Piles of rubble and partially collapsed buildings still fill the capital from the quake. Reconstruction is grinding along without promised aid funds, including $1.15 billion promised by the United States in March.

There are shortages of 150,000 tarps as well as soap, hygiene kits, field tents, radios and oral rehydration salts for treating cholera, U.N. Humanitarian Coordinator Nigel Fisher said in a statement.

“We need emergency shelter. We need water and sanitation supplies. And we need as much of it as possible in place before Hurricane Tomas hits,” Mr. Fisher said.

Warehouses are being emptied of existing stocks of rope and tarp to help people in camps, said Imogen Wall, spokeswoman for the U.N. Office for the Coordination of Humanitarian Affairs.

The U.S. Southern Command ordered an amphibious warfare ship, the USS Iwo Jima, to sail to Haiti and stand by to provide disaster relief in case Tomas does hit. The ship had to cut short a humanitarian mission in Suriname.

After weakening back to a tropical storm Sunday evening, Tomas was swirling westward in the middle of the Caribbean and wasn’t an immediate threat to land. But the storm is expected to regain power and veer toward Haiti late in the week.
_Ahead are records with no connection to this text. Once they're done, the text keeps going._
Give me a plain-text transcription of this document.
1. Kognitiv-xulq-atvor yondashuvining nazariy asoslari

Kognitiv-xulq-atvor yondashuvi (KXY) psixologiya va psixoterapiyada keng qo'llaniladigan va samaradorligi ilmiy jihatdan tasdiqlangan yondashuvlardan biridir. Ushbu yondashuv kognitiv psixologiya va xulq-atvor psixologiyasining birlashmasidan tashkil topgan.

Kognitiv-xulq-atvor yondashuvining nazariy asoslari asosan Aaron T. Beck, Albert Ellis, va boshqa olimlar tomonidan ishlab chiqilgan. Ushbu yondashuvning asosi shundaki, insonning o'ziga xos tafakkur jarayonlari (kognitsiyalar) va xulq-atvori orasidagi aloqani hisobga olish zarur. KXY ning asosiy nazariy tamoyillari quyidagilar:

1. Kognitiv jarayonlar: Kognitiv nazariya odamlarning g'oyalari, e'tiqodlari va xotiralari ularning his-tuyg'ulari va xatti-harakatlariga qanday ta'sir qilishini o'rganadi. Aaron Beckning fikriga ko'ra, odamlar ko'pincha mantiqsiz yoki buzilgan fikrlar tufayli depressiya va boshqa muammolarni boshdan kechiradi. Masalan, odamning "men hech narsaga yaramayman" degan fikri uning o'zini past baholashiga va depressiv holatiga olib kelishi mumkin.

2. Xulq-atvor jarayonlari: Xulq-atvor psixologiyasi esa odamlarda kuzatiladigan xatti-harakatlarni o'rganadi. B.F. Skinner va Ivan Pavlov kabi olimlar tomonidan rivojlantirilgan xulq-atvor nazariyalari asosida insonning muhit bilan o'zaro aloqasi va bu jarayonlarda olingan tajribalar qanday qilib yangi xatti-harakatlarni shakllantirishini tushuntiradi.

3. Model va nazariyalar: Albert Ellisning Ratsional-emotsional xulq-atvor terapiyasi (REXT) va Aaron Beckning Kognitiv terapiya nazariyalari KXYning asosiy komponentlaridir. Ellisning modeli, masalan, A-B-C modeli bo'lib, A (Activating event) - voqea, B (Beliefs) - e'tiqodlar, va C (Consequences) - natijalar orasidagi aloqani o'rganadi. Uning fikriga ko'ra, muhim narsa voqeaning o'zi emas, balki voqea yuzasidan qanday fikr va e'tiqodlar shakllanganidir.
“Right now they just need to stay tuned,” said John Cangialosi at the U.S. Hurricane Center in Miami. “This is the stage to be aware.”

Late Monday, Tomas had maximum sustained winds of 45 mph (75 kph) and was centered about 365 miles (590 kilometers) south-southeast of Haiti’s quake-ravaged capital, Port-au-Prince. It was moving west at 12 mph (19 kph).

As a hurricane Saturday, Tomas was blamed for at least 14 deaths in a cluster of islands in the eastern Caribbean, causing damage that St. Vincent Prime Minister Ralph Gonsalves described as “the worst we have seen in living memory.”

Fields of bananas - a major export for St. Vincent - were flattened and roughly 300 homes were severely damaged. Hundreds of St. Vincent residents were treated in clinics for injuries, particularly in Sandy Bay on the island’s northeast coast.

In St. Lucia, Tomas inflicted severe damage on southern areas, particularly Vieux Fort, the island’s second-largest town and the home of the international airport. Two main bridges were left impassable with gaping holes, cutting the community off from the capital, Castries.

On Monday evening, Prime Minister Stephenson King said 14 people were confirmed dead in St. Lucia, most in the hard-hit southern town of Soufriere. He did not disclose specifics of how the people died.

Tourism Minister Allen Chastanet told a St. Lucia radio station that Tomas triggered numerous landslides in Soufriere, which he said “looks like a war zone.”